Again, this is what a computer programme does today. At the time it was something far ahead of anything that had been conceived. But Ada realised the implications.
The bounds of arithmetic were outstepped the moment the idea of applying the cards had occurred; and the Analytical Engine does not occupy common ground with mere ‘calculating machines’. It holds a position wholly its own. A new, a vast, and a powerful language is developed for the future use of analysis.”
We may say most aptly that the Analytical Engine weaves algebraical patterns just as the Jacquard-loom weaves flowers and leaves.”
The language of unseen relations
She formulated the vision so well that arguably she understood even better than Babbage where it would one day lead.
But she was starting to feel pain and having to take laudanum drops, and her financial circumstances were not good, with Lady Byron limiting her allowance. She became involved with a horse-race betting group, possibly trying to find the best strategy mathematically. Her debts became so great that she pawned the family jewels.

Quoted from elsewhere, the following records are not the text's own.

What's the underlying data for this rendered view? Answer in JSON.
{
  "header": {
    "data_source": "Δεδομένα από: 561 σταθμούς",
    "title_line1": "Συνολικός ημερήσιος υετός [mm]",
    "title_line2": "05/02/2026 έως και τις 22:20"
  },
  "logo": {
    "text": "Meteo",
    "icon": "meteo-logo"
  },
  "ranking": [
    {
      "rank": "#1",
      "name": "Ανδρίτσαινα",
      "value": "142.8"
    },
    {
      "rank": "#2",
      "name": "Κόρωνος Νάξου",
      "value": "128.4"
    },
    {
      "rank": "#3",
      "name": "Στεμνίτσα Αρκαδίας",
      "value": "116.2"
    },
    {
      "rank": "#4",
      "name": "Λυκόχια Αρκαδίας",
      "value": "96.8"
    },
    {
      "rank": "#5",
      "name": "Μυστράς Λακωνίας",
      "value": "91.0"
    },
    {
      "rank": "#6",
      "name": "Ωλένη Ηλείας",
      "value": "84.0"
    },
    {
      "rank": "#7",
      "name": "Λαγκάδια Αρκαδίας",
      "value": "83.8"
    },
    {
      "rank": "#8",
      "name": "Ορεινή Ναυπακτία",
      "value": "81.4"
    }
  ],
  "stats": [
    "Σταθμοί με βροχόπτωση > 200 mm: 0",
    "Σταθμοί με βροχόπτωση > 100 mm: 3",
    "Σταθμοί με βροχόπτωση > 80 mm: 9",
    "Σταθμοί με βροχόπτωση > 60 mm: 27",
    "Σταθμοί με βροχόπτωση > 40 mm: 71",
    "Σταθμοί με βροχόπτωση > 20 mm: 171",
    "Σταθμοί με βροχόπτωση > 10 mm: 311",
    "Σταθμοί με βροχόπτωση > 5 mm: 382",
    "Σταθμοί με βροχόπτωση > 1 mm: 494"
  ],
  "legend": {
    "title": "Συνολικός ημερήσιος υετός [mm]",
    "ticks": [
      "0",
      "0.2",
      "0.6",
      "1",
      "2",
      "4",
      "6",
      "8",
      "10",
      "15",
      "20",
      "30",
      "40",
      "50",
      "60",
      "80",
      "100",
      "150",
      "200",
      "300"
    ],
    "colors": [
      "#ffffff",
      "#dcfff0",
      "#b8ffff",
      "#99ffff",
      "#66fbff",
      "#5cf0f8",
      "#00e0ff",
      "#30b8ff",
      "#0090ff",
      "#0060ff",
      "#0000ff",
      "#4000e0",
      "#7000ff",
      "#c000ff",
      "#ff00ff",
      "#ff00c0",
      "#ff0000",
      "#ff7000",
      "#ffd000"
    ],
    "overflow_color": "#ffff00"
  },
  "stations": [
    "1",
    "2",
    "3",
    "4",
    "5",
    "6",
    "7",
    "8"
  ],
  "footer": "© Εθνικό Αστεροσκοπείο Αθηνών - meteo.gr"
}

In August 1851 she was told her illness was terminal, but there was more than a year of suffering ahead. The pain became terrible, yet she somehow held on, although the laudanum confused her. She felt she was only being kept alive because of something to confess, and she eventually told William something that so upset him that he lost his temper and went and locked himself away in his room. It may have been a confession about a man called John Crosse with whom she had spent some time.
William’s distress left Ada in the hands of Lady Byron. She prevented Ada’s friends from visiting, and brought instead her own circle who had caused so much unhappiness in Ada’s childhood. They lectured her, drew out further confessions, and made Ada agree to her mother having complete control over her papers and affairs.
Her mother did not attend the funeral. But William was there to fulfil Ada’s wish – to be buried alongside her father. He never spoke to Lady Byron again.
But Ada lives on in her work, and not only in the principles of computing. It’s in the way that she saw the need to bring together the poetry of her father with the rationality of her mother – to bring to science the full power of the imagination. She wrote about this in an essay of 1841.
“Mathematical Science shows what is. It is the language of unseen relations between things. But to use & apply that language we must be able fully to appreciate, to feel, to seize, the unseen, the unconscious. Imagination too shows what is, the is that is beyond the senses. Hence she is or should be especially cultivated by the truly Scientific, – those who wish to enter into the worlds around us!”
To Lady Byron, science was about facts and experiments and data. To Ada, it had to also involve imagination and the challenge of exploring unseen territory.
The enchantress of numbers
Trying to break through a barrier of comprehension, in a letter to her mother in 1845, she poured a passion like her father’s into her vision:
You will not concede me philosophical poetry. Invert the order! Will you give me poetical philosophy, poetical science?”
Although she saw a long way ahead with the potential of computing, this other vision of science itself is something further still ahead, something fresh for us today. The power of this vision confirms those qualities recognised by Babbage when he said, with a fire and a passion that her father would have loved:
Forget this world and all its troubles and if possible its multitudinous Charlatans – every thing in short but the Enchantress of Numbers.”